The then director of the IAA, José Carlos del Toro, distanced himself from Ortiz, insisting that its researchers have "sole responsibility" for themselves. Brown petitioned the International Astronomical Union to credit his team rather than Ortiz as the discoverers of Haumea. The IAU has deliberately not acknowledged a discoverer of Haumea. The discovery date and location are listed as March 7, 2003, at Ortiz's Sierra Nevada Observatory. However, the IAU accepted Brown's suggested name of Haumea, which fit the names of Haumea's two moons, rather than Ortiz's Ataecina.

=== Proposed ninth planet ===
In January 2016, Brown and fellow Caltech astronomer, Konstantin Batygin, proposed the existence of Planet Nine, a major planet between the size of Earth and Neptune. The two astronomers gave a recorded interview in which they described their method and reasoning for proposing Planet 9 on January 20, 2016.

=== Other work ===
In 2010 Brown published a memoir of his discoveries and surrounding family life, How I Killed Pluto and Why It Had It Coming.

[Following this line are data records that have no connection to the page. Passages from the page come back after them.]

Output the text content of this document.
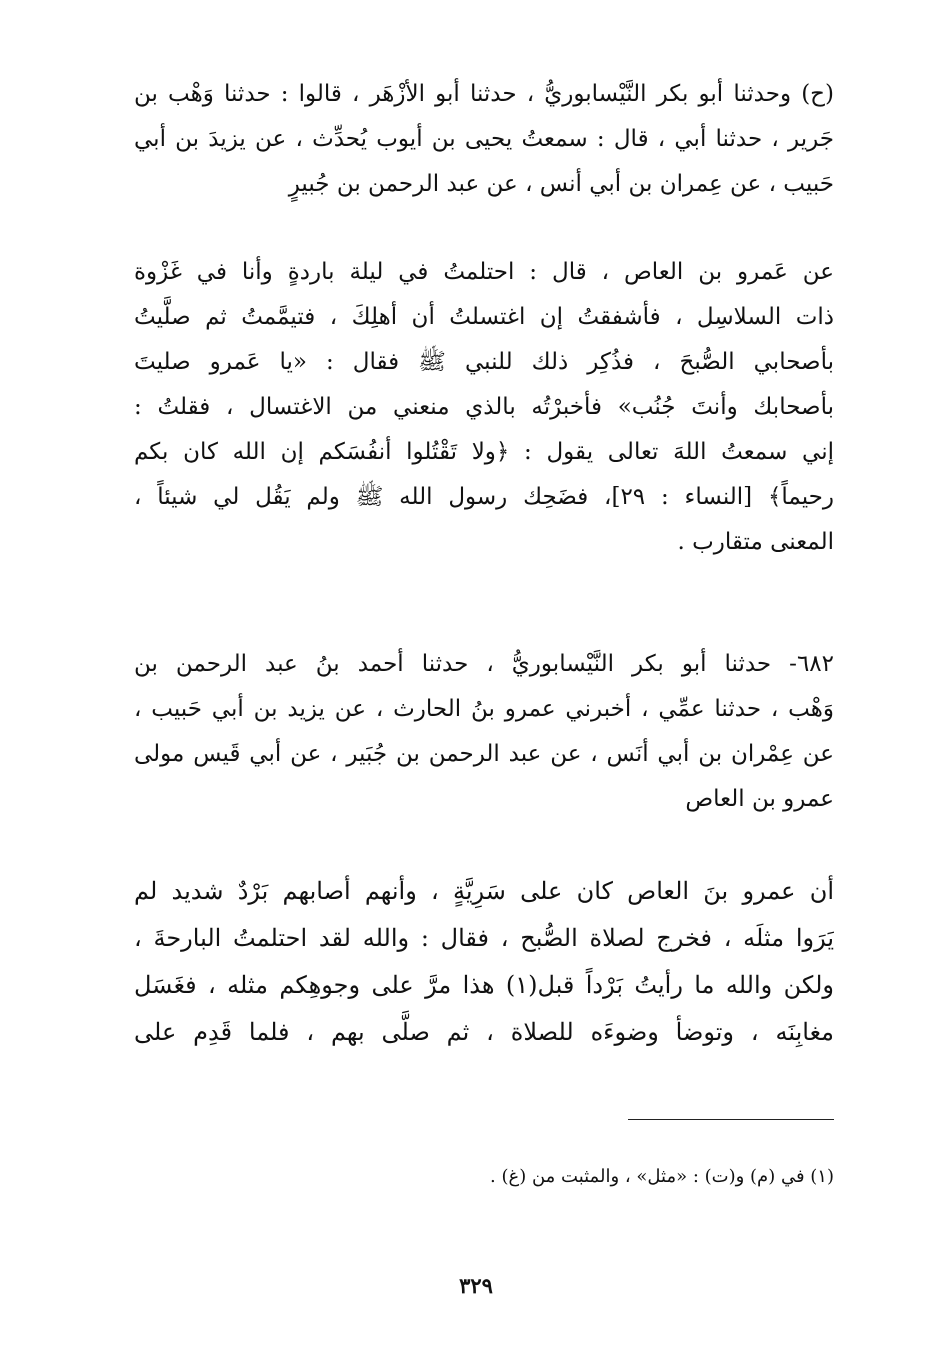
(ح) وحدثنا أبو بكر النَّيْسابوريُّ ، حدثنا أبو الأزْهَر ، قالوا : حدثنا وَهْب بن
جَرير ، حدثنا أبي ، قال : سمعتُ يحيى بن أيوب يُحدِّث ، عن يزيدَ بن أبي
حَبيب ، عن عِمران بن أبي أنس ، عن عبد الرحمن بن جُبيرٍ
عن عَمرو بن العاص ، قال : احتلمتُ في ليلة باردةٍ وأنا في غَزْوة
ذات السلاسِل ، فأشفقتُ إن اغتسلتُ أن أهلِكَ ، فتيمَّمتُ ثم صلَّيتُ
بأصحابي الصُّبحَ ، فذُكِر ذلك للنبي ﷺ فقال : «يا عَمرو صليتَ
بأصحابك وأنتَ جُنُب» فأخبرْتُه بالذي منعني من الاغتسال ، فقلتُ :
إني سمعتُ اللهَ تعالى يقول : ﴿ولا تَقْتُلوا أنفُسَكم إن الله كان بكم
رحيماً﴾ [النساء : ٢٩]، فضَحِك رسول الله ﷺ ولم يَقُل لي شيئاً ،
المعنى متقارب .
٦٨٢- حدثنا أبو بكر النَّيْسابوريُّ ، حدثنا أحمد بنُ عبد الرحمن بن
وَهْب ، حدثنا عمِّي ، أخبرني عمرو بنُ الحارث ، عن يزيد بن أبي حَبيب ،
عن عِمْران بن أبي أنَس ، عن عبد الرحمن بن جُبَير ، عن أبي قَيس مولى
عمرو بن العاص
أن عمرو بنَ العاص كان على سَرِيَّةٍ ، وأنهم أصابهم بَرْدٌ شديد لم
يَرَوا مثلَه ، فخرج لصلاة الصُّبح ، فقال : والله لقد احتلمتُ البارحةَ ،
ولكن والله ما رأيتُ بَرْداً قبل(١) هذا مرَّ على وجوهِكم مثله ، فغَسَل
مغابِنَه ، وتوضأ وضوءَه للصلاة ، ثم صلَّى بهم ، فلما قَدِم على
(١) في (م) و(ت) : «مثل» ، والمثبت من (غ) .
٣٢٩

== Honors, awards and accolades ==
Brown was named one of Times 100 most influential people of 2006. In 2007 he received Caltech's annual Feynman Prize, Caltech's most prestigious teaching honor. Asteroid 11714 Mikebrown, discovered on April 28, 1998, was named in his honor. In 2012, Brown was awarded the Kavli Prize in Astrophysics.

== Students and postdocs ==
Brown's former graduate students and postdocs include astrophysicists Adam Burgasser, Jean-Luc Margot, Chad Trujillo, Marc Kuchner, Antonin Bouchez, Emily Schaller, Darin Ragozzine, and Megan Schwamb. He also has created a course on Coursera.

== Personal life ==
Brown married Diane Binney on March 1, 2003. They have one daughter.